Organism: Homo sapiens
Instrument: PacBio
Layout: PacBio Single Molecule, Real-Time (SMRT) Sequencing
Publication
Tseng, E., Galvin, B., Hon, T., Kloosterman, W. P., & Ashby, M. (2019). Full length transcriptome sequencing of melanoma cell line complements long read sequencing assessment of genomic rearrangements.
Original Data
Unprocessed long-read data can be obtained from:
https://downloads-ap.pacbcloud.com/public/dataset/Melanoma2019_IsoSeq/subreads/COLO829T/
Nevertheless, SQANTI3 has as input IsoSeq output, that can be downloaded from this link.
Bioinformatic Analysis
1- Analysis Step
Application
Input
File with PacBio HQ Long Reads:
Reference Genome:
Genome Annotation:
Short-read files:
Transcription Start Site Annotation File:
File with PolyA Motifs:
Parameters
Quality Control Parameters
Ignore Transcript ID Nomenclature: False
Min.

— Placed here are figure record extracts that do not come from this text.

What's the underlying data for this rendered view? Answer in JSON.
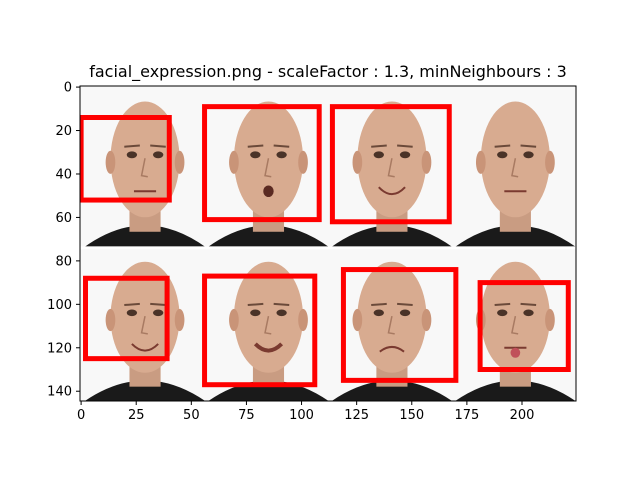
{
  "chart_data": {
    "type": "image",
    "title": "facial_expression.png - scaleFactor : 1.3, minNeighbours : 3",
    "xlabel": "",
    "ylabel": "",
    "xlim": [
      -0.5,
      224.5
    ],
    "ylim": [
      144.5,
      -0.5
    ],
    "xticks": [
      0,
      25,
      50,
      75,
      100,
      125,
      150,
      175,
      200
    ],
    "yticks_top": [
      0,
      20,
      40,
      60
    ],
    "yticks_bottom": [
      80,
      100,
      120,
      140
    ],
    "grid": false,
    "frame_color": "#000000",
    "image_background": "#f8f8f8",
    "row_divider_y": 74,
    "box_color": "#ff0000",
    "faces": [
      {
        "col": 0,
        "row": 0,
        "expression": "neutral"
      },
      {
        "col": 1,
        "row": 0,
        "expression": "surprised"
      },
      {
        "col": 2,
        "row": 0,
        "expression": "smiling"
      },
      {
        "col": 3,
        "row": 0,
        "expression": "eyes-rolled"
      },
      {
        "col": 0,
        "row": 1,
        "expression": "smiling"
      },
      {
        "col": 1,
        "row": 1,
        "expression": "grinning"
      },
      {
        "col": 2,
        "row": 1,
        "expression": "frowning"
      },
      {
        "col": 3,
        "row": 1,
        "expression": "tongue-out"
      }
    ],
    "detections": [
      {
        "x0": 0,
        "y0": 14,
        "x1": 40,
        "y1": 52
      },
      {
        "x0": 56,
        "y0": 9,
        "x1": 108,
        "y1": 61
      },
      {
        "x0": 114,
        "y0": 9,
        "x1": 167,
        "y1": 62
      },
      {
        "x0": 2,
        "y0": 88,
        "x1": 39,
        "y1": 125
      },
      {
        "x0": 56,
        "y0": 87,
        "x1": 106,
        "y1": 137
      },
      {
        "x0": 119,
        "y0": 84,
        "x1": 170,
        "y1": 135
      },
      {
        "x0": 181,
        "y0": 90,
        "x1": 221,
        "y1": 130
      }
    ]
  }
}
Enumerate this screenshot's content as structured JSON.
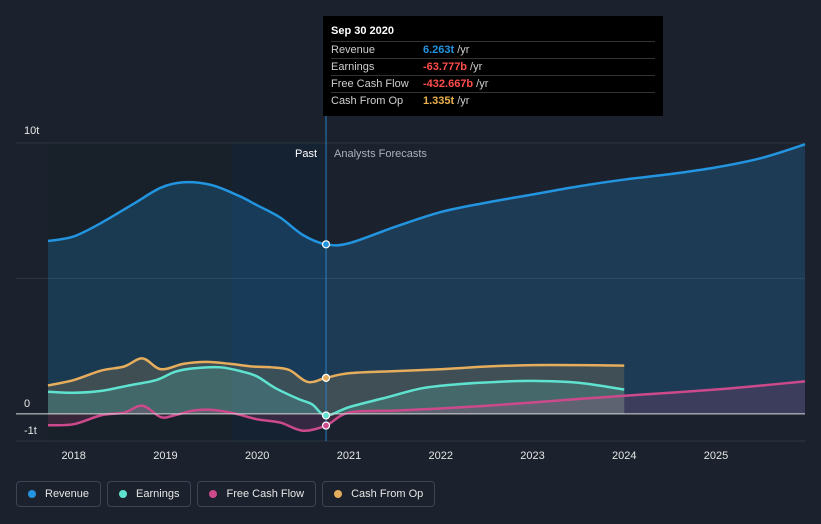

Length of Reference Transcript: 200
Skip ORF Prediction: False
Set of Splice Sites: ATAC,GCAG,GTAG
Filtering Parameters
Filtering: True
Adenine Percentage: 0.6
Adenines in a Row: 6
Distance to Annotated TTS: 50
Minimum Short-Read Coverage: 3
Filter Mono Exonic Transcripts: False
Execution Time
90 minutes aprox.
Output
example_dataset.box: classification table with a sidebar to make a summary report and different charts.
example.dataset_classification.txt: file with all the information that SQANTI3 can return for each isoform.
example.dataset_junctions.txt: file with information at splice-junction level.
example.dataset_isoforms.fasta: FASTA file with the curated transcriptome.
example.dataset_transcriptome.gtf: annotation file of the curated transcriptome.
example.dataset_isoforms_aminoacids.faa: FASTA file with the translated and curated transcriptome.
Workflow
The long-read transcriptomics submodule allows the user to use as input the subreads or CSS BAM files from PacBio sequencing, transform them into consensus transcripts and have an analysis and quality control of the generated transcriptome.